25      La requérante conteste que sa situation juridique ne soit pas modifiée. Avant l’adoption du règlement attaqué, elle aurait joui, du fait de l’inexistence d’une autorisation d’utilisation des glycosides de stéviol comme additifs alimentaires, d’un droit d’agir en cessation d’une éventuelle telle utilisation par ses concurrents. Ce droit aurait disparu du fait du règlement attaqué.

26      S’agissant de la demande en indemnité, la requérante fait valoir que l’obligation de réparation de la Commission résulte de la violation par cette institution du principe d’égalité de traitement. Sans l’adoption du règlement attaqué, il n’y aurait pas eu de violation de ce principe et, partant, d’atteinte à la propriété privée de la requérante et à son droit au commerce. Quant à l’existence du préjudice, celui-ci serait suffisamment certain dans son principe, les concurrents conventionnels de la requérante étant sur le point de commercialiser leurs premiers produits édulcorés aux glycosides de stéviol, même s’il ne serait pas possible à la requérante, compte tenu de ses ressources, de présenter une étude de marché chiffrant ce préjudice. Ce chiffrage devrait être confié à un expert désigné à cette fin par le Tribunal.
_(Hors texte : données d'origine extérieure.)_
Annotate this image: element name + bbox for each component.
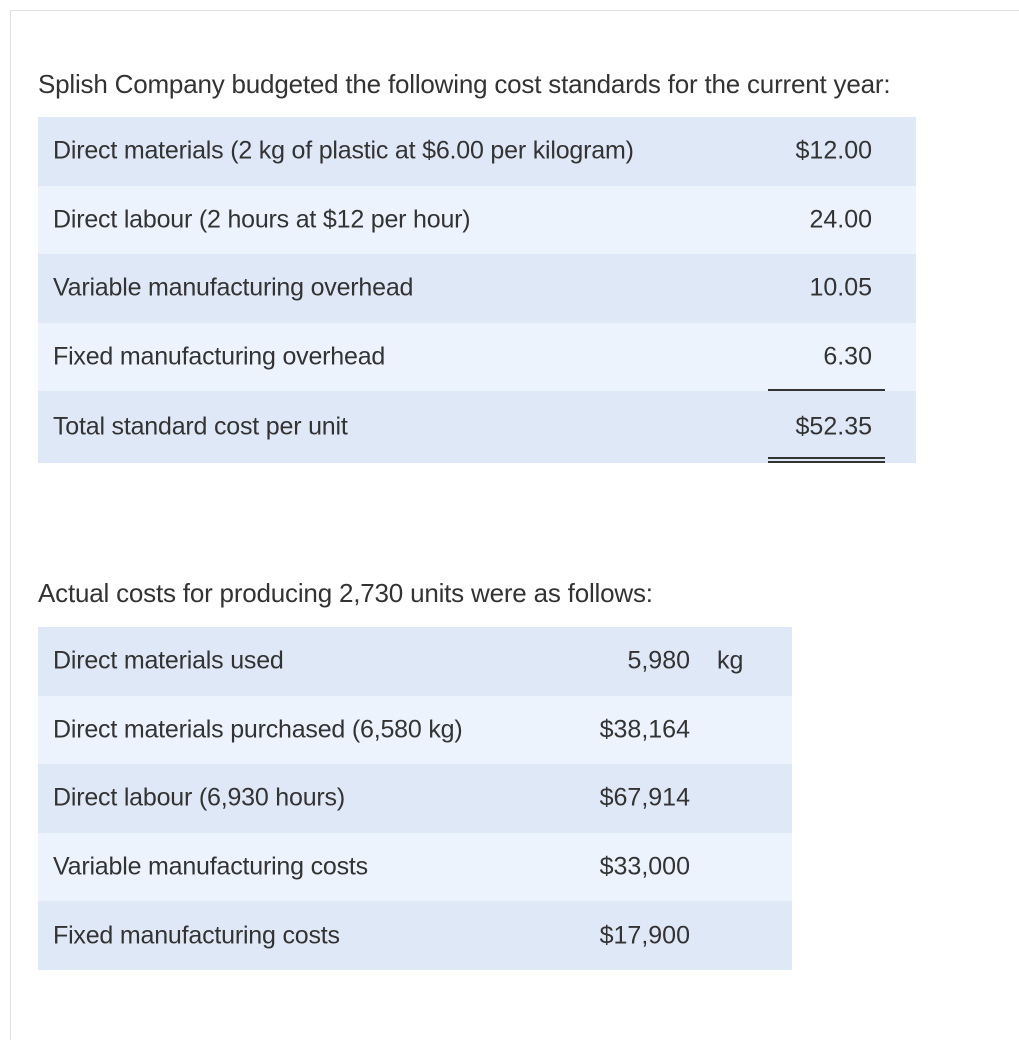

27      Dans son recours, la requérante demande, d’une part, l’annulation du règlement attaqué « dans la mesure où il n’autorise l’utilisation des glycosides de stéviol […] que comme additifs alimentaires et non comme ingrédients végétaux d’origine agricole ou comme préparations aromatisantes » et, d’autre part, la condamnation de l’Union à indemniser le dommage que la requérante devrait subir « du fait que ce règlement n’autorise l’utilisation des glycosides de stéviol […] que comme additifs alimentaires et non comme ingrédients végétaux d’origine agricole ou comme préparations aromatisantes, alors que d’autres entreprises les emploient pour la fabrication de produits laitiers conventionnels et évincent ainsi la requérante de la concurrence […] ».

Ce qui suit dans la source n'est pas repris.